On 10/15/06, Benjamin Schroeder <[EMAIL PROTECTED]> wrote:

On Oct 15, 2006, at 1:13 PM, Timothy Miller wrote:

> One idea I had was to define stylistic requirements on C functions
> where a function takes a single struct as input and returns a single
> struct as a result.  The structs can contain any primitive data items.
> This would be relatively easy to parse and convert to Verilog, which
> we would synthesize for the FPGA.

By primitive data items, do you mean non-pointers?

Yeah, but we might allow arrays of fixed size.

Of course, taking a single struct as input is equivalent to taking an
arbitrary number of structs (because you could just cat them
together). It's also OK to take a struct like

     struct Foo
     {
         int x;
         struct Bar b;
         int y;
     };

because its memory layout is the same as some longer struct where b
(however struct Bar is defined) is inlined.

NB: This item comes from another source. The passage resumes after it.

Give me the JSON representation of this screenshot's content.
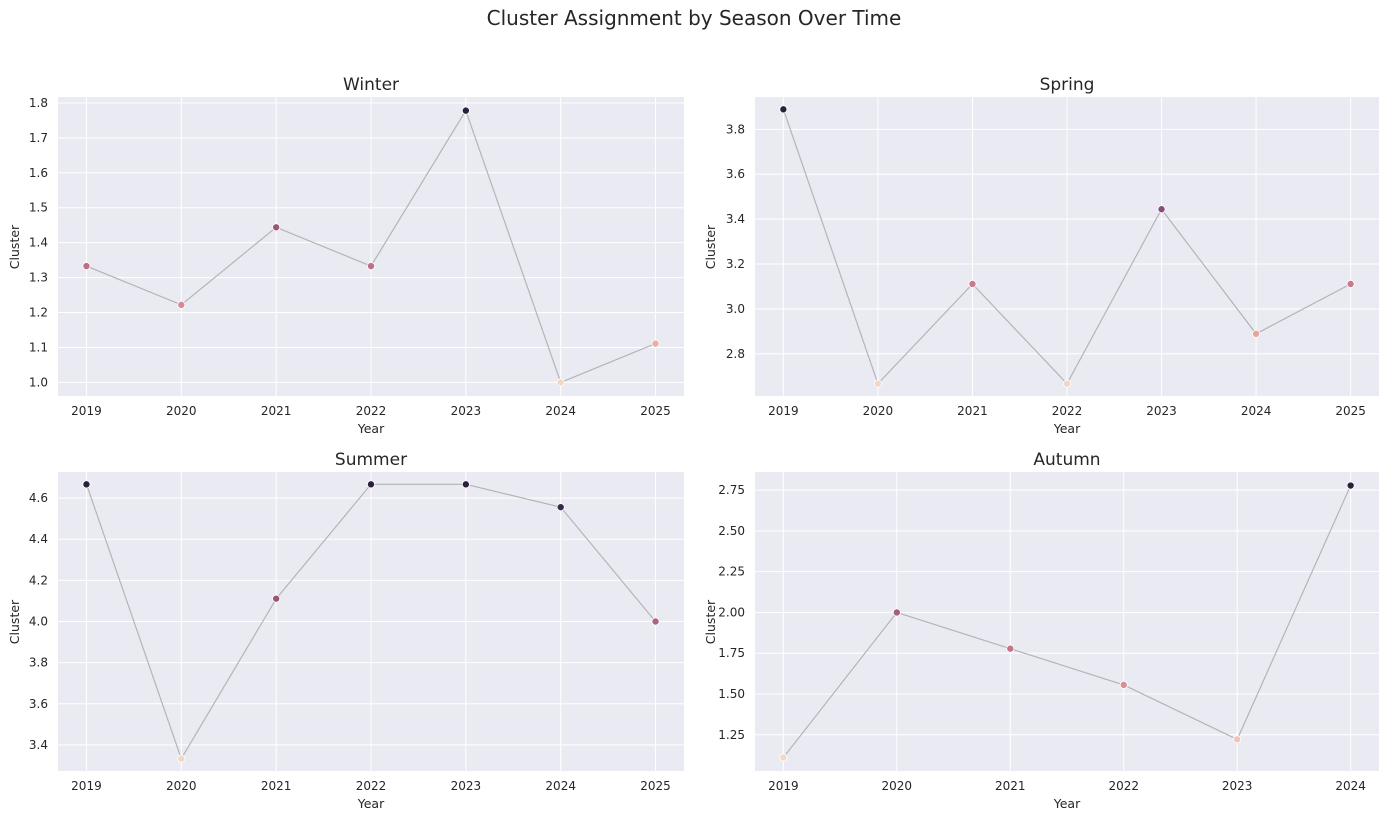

Sure.  All this does is make the parser slightly more complex.  After
conversion, all array members have to be seen as explicit, separate
data items.

The main point is that the C code cannot refer to anything non-local
or not in the input or output structs.

And there are various things you can code that affect the performance
of the resulting logic.  For instance, a variable-length loop will
have to convert to a pipeline stage that takes multiple cycles.